The Chinese national oil company, CNOOC, was the high bidder for Unocal, and the US Government being uncomfortable with the sale to China of an American oil company with US production, deep sea drilling technology, and retail operations in the US sought out a "White Knight.' Chevron agreed to match CNOOC's offer and so with the blessing of Congress it, Chevron acquired Unocal.

Chevron had over its long history and through predecessor companies accumulated some mining properties. Some it had kept and others were gone by the 2003 acquisition of Unocal's Molycorp. Chevron's mining operations soon thereafter became consolidated as Chevron Mining.

There was some logic to the acquisition by Chevron of the dormant Mountain Pass property. In the late 1990s Chevron had joint ventured with Energy Conversion Devices to create COBASYS, Chevron Ovonic Battery Systems, to manufacture and continue the development of the nickel metal hydride battery patented by ECD's founder Stanford R. Ovshinsky. The NiMH battery was critically dependent for its operation on the rare earth metal lanthanum.

Cobasys was like all other manufacturers in need of rare earths was forced to buy its raw materials from the People's Republic of China which had become overwhemingly dominant after 1994 in the production and supply of rare earths.

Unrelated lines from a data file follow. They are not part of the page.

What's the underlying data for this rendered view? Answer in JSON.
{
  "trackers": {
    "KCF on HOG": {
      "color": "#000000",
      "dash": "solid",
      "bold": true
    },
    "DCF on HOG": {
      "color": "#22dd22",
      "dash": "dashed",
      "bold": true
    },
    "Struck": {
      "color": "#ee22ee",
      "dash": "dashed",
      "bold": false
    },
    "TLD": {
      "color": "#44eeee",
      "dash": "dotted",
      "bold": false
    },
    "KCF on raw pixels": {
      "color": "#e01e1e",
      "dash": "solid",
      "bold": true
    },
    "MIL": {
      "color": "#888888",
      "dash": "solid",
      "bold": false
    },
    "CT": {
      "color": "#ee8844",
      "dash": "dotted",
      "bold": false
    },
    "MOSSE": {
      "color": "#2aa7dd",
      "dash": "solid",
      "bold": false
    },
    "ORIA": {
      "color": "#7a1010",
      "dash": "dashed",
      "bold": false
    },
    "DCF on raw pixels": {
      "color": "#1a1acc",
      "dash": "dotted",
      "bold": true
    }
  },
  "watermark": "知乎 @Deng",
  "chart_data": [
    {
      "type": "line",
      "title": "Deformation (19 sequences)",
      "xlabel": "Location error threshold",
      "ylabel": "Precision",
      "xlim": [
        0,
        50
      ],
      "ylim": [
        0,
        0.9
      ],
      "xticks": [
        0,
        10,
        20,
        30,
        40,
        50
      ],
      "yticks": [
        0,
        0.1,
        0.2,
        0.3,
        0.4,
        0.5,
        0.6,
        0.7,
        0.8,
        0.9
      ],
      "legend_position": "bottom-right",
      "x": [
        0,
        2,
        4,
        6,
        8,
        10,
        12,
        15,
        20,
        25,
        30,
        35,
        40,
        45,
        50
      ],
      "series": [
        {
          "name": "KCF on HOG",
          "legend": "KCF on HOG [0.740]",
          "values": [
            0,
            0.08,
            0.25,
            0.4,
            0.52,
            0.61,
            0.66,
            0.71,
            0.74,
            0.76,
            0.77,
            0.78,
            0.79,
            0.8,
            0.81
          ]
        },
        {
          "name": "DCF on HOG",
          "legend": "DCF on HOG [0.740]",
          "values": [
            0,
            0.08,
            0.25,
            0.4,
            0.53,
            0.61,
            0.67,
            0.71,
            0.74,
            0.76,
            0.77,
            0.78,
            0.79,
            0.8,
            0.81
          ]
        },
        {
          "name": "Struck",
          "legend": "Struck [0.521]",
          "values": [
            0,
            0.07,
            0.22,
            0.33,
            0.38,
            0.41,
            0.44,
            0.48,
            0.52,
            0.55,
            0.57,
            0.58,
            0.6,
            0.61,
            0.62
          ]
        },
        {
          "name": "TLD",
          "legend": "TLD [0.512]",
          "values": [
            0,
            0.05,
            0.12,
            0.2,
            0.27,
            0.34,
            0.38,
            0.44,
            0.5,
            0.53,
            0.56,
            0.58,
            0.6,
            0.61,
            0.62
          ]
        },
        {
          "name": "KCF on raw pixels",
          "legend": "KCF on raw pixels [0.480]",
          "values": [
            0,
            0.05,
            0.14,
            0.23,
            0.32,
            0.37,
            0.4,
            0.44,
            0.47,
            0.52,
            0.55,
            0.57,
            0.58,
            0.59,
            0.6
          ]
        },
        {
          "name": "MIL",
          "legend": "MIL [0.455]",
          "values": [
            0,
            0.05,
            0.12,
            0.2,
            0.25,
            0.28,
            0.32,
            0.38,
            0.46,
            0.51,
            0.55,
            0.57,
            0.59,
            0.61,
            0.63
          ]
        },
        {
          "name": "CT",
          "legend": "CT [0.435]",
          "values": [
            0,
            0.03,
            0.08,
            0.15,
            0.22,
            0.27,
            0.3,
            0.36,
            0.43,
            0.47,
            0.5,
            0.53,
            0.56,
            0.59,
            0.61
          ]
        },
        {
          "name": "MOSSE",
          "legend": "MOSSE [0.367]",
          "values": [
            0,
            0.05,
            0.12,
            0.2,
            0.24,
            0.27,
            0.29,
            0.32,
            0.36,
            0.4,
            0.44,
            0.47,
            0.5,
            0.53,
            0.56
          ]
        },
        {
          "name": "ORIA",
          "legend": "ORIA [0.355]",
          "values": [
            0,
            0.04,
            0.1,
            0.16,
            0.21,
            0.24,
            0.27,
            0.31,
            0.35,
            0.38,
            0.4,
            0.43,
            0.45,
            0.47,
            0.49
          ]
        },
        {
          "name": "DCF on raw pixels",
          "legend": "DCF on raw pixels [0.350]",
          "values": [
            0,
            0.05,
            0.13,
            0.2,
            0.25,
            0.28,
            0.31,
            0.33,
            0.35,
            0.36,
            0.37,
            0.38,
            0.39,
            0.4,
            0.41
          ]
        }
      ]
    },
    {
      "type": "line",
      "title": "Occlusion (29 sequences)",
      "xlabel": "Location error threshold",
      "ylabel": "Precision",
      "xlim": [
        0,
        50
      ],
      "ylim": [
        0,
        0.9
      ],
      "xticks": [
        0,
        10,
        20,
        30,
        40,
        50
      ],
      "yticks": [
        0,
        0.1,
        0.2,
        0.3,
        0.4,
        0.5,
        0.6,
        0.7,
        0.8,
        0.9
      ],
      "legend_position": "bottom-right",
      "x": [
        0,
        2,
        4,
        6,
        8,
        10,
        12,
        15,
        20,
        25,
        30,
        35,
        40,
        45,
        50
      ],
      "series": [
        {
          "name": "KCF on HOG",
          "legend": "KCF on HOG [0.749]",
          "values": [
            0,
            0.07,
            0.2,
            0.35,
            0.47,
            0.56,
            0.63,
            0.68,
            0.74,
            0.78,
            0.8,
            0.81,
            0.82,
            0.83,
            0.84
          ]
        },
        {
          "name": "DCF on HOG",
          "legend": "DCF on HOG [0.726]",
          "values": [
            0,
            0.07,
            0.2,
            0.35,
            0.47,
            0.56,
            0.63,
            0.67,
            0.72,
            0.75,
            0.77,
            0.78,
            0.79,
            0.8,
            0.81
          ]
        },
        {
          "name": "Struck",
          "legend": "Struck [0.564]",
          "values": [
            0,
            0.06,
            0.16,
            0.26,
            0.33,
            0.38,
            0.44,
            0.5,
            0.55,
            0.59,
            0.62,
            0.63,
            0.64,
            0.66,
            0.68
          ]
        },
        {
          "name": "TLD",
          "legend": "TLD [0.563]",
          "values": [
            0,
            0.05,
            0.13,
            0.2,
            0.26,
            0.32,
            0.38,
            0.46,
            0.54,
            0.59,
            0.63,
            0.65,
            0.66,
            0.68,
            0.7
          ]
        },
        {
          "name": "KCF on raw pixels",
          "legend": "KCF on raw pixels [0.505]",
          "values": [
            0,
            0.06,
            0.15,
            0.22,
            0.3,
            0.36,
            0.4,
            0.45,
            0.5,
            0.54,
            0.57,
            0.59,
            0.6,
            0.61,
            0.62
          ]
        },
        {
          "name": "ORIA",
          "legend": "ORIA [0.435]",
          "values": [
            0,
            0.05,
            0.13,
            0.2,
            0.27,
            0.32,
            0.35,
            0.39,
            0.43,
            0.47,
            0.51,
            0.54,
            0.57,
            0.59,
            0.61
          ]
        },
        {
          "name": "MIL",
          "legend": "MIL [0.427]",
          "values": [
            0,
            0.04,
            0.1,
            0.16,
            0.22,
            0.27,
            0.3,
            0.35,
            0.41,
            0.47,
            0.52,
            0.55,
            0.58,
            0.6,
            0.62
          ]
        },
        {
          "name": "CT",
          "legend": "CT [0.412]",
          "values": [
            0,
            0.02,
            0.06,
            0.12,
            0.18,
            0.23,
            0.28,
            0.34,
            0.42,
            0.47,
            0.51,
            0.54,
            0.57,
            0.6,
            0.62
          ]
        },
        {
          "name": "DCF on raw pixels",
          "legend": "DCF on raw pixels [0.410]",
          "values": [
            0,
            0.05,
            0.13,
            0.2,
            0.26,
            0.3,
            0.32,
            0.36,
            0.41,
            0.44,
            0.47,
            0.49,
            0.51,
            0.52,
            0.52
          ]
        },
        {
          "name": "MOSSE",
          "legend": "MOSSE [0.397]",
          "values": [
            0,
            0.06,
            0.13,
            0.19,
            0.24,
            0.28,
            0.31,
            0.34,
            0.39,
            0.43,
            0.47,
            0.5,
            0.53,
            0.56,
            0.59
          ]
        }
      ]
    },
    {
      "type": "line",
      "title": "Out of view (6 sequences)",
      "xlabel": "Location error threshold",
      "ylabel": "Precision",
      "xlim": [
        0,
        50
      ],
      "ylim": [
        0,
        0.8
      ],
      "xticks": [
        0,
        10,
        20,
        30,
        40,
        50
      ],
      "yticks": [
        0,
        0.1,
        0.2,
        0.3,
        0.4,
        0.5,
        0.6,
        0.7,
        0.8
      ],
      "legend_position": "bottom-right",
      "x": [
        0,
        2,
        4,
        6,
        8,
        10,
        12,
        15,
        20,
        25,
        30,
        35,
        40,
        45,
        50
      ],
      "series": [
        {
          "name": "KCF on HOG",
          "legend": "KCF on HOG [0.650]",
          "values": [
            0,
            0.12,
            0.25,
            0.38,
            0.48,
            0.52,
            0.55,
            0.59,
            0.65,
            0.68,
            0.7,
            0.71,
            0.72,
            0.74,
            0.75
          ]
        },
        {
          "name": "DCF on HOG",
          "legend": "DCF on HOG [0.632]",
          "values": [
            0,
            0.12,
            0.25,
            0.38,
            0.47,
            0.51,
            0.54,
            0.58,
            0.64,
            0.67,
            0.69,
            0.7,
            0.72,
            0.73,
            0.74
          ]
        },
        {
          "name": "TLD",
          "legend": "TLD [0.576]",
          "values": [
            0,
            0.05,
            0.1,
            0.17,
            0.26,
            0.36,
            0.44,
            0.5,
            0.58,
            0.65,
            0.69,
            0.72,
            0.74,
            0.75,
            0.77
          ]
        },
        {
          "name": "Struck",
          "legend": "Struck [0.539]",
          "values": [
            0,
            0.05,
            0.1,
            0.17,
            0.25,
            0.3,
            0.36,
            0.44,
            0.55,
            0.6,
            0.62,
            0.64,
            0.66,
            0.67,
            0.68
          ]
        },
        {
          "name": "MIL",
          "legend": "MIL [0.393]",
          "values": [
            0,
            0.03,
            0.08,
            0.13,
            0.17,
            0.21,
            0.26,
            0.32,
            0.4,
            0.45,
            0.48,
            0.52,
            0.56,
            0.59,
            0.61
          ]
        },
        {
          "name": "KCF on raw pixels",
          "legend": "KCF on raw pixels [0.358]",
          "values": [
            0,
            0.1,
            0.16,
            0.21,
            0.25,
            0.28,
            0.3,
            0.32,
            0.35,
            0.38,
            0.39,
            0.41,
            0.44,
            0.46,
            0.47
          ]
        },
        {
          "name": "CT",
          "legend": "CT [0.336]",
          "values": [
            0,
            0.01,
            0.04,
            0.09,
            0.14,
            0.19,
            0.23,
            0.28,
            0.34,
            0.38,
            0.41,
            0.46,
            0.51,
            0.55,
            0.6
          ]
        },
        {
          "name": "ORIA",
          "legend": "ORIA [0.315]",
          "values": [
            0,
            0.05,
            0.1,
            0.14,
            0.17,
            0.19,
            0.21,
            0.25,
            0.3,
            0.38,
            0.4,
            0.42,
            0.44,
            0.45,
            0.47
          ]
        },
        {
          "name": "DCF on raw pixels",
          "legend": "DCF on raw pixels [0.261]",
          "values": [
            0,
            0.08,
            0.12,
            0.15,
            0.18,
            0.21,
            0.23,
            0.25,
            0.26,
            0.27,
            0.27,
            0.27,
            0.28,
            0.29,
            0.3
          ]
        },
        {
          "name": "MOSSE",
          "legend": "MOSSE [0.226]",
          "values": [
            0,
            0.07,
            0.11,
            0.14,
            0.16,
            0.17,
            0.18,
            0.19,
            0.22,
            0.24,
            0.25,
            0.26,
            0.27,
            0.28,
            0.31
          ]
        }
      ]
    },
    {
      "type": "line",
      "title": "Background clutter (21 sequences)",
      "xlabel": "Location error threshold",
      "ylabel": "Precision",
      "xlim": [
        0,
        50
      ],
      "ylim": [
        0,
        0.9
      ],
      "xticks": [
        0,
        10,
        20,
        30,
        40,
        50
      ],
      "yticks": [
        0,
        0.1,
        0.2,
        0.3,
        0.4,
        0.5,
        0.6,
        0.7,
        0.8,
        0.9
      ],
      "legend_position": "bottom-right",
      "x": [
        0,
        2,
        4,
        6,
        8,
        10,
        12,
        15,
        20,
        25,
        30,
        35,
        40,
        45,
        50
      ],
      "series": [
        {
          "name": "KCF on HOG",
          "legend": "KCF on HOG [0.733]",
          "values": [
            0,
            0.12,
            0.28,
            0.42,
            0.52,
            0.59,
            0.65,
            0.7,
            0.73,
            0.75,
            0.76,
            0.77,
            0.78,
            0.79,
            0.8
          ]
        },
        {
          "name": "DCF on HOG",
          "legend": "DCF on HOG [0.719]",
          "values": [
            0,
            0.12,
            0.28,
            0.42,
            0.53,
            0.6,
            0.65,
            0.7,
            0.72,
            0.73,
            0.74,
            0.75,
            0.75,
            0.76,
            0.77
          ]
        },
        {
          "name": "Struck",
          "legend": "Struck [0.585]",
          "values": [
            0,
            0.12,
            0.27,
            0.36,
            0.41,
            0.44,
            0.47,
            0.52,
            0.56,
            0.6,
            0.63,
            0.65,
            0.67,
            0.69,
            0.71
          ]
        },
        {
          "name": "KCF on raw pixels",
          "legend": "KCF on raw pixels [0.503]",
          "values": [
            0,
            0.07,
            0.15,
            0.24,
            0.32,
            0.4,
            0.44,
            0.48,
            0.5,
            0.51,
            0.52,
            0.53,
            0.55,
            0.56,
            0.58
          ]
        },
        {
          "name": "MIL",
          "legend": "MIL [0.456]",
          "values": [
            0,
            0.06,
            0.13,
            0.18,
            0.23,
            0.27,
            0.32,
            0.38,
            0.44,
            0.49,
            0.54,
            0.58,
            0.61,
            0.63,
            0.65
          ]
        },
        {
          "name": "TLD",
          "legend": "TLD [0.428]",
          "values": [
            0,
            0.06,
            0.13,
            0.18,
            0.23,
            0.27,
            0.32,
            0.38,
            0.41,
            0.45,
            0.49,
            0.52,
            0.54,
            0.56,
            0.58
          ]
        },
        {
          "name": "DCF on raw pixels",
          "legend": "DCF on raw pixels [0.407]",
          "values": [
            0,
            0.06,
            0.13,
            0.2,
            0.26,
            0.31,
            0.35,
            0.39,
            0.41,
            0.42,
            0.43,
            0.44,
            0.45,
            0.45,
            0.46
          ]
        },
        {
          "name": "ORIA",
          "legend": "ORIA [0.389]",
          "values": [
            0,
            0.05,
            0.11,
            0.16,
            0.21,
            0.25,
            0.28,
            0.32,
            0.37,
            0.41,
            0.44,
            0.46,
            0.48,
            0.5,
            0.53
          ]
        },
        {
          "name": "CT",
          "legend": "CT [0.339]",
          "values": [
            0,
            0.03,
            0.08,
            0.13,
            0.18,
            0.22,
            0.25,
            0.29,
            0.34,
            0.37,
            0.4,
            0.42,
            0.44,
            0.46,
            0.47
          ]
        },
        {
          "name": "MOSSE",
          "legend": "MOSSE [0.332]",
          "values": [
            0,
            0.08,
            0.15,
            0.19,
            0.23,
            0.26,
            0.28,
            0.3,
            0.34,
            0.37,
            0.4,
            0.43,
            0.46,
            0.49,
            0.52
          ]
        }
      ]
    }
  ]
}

When, in 2003-5, Chevron acquired the Mountain Pass site it seemed trivially obvious that Chevron would reopen the rare earth mine so as to supply Cobasys, but it never happened.

This is probably due to the fact that the poor marketing skills and even poorer understanding of engineering by General Motors' 'top' management had caused GM to reject the NiMH battery based hybrid concept for a power train so successfully realized first in the Toyota Prius even though GM had first access to the NiMH battery technology. COBASYS based in suburban Detroit found itself without a major customer, and in its best year, 2007, it built only 9,000 NiMH batteries for GM and all of them suffered from mechanical defects and so many failed that GM recalled all of its 2007 hybrids for replacement batteries. In that same year Toyota built and sold more than a third of a million NiMH batteries in Toyota Priuses.

By late 2007 Chevron had enough of COBASYS and refused to advance any more funding. Chevron had up until then invested nearly a quarter of a billion dollars without any return on its investment at all. As of this writing GM has promised to buy out Chevron from its j/v with ECD and continue funding COBASYS and even to make COBASYS its quality control site for lithium batteries! However none of these things have happened and COBASYS is rapidly becoming moribund.

It is no surprise then that Chevron has sold its rare earth mine at Mountain Pass. The surprise is the buyer, a venture capital group led by Resource Capital. I am surprised that the new owners who do not now operate mines have not yet announced who will develop the mine. I suspect that it will be the Australian rare earth miner, Lynas, in which Goldman Sachs, a partner of Resource Capital in the Mountain Pass acquisition, is a major investor in Lynas, which itself is just about to get underway in producing rare earths in Australia and has under construction a too-large-for-just-Australia refining operation in Malaysia.

No mining has been done at Mountain Pass since 1994. It will take some time, perhaps as much as 2-5 years to bring Mountain Pass back to full operation.

If both Lynas and Mountain Pass are running at projected full operation within 3-5 years then together they will produce 40,000 mt of rare earth elements annually, which today would be 1/3 of the global total, and will most likely be enough in five years to be between 20 and 25% of the then global total.

I am betting that the investor group that has just bought Mountain Pass intends to create the world's largest producer of rare earths outside of China and further intends to ultimately create an entity which it will sell to a major miner or take public for an enormous profit.

I don't think that this investor group is anywhere near done with acquisitions, so I think that rare earth mining  will now get very hot as an investment opportunity.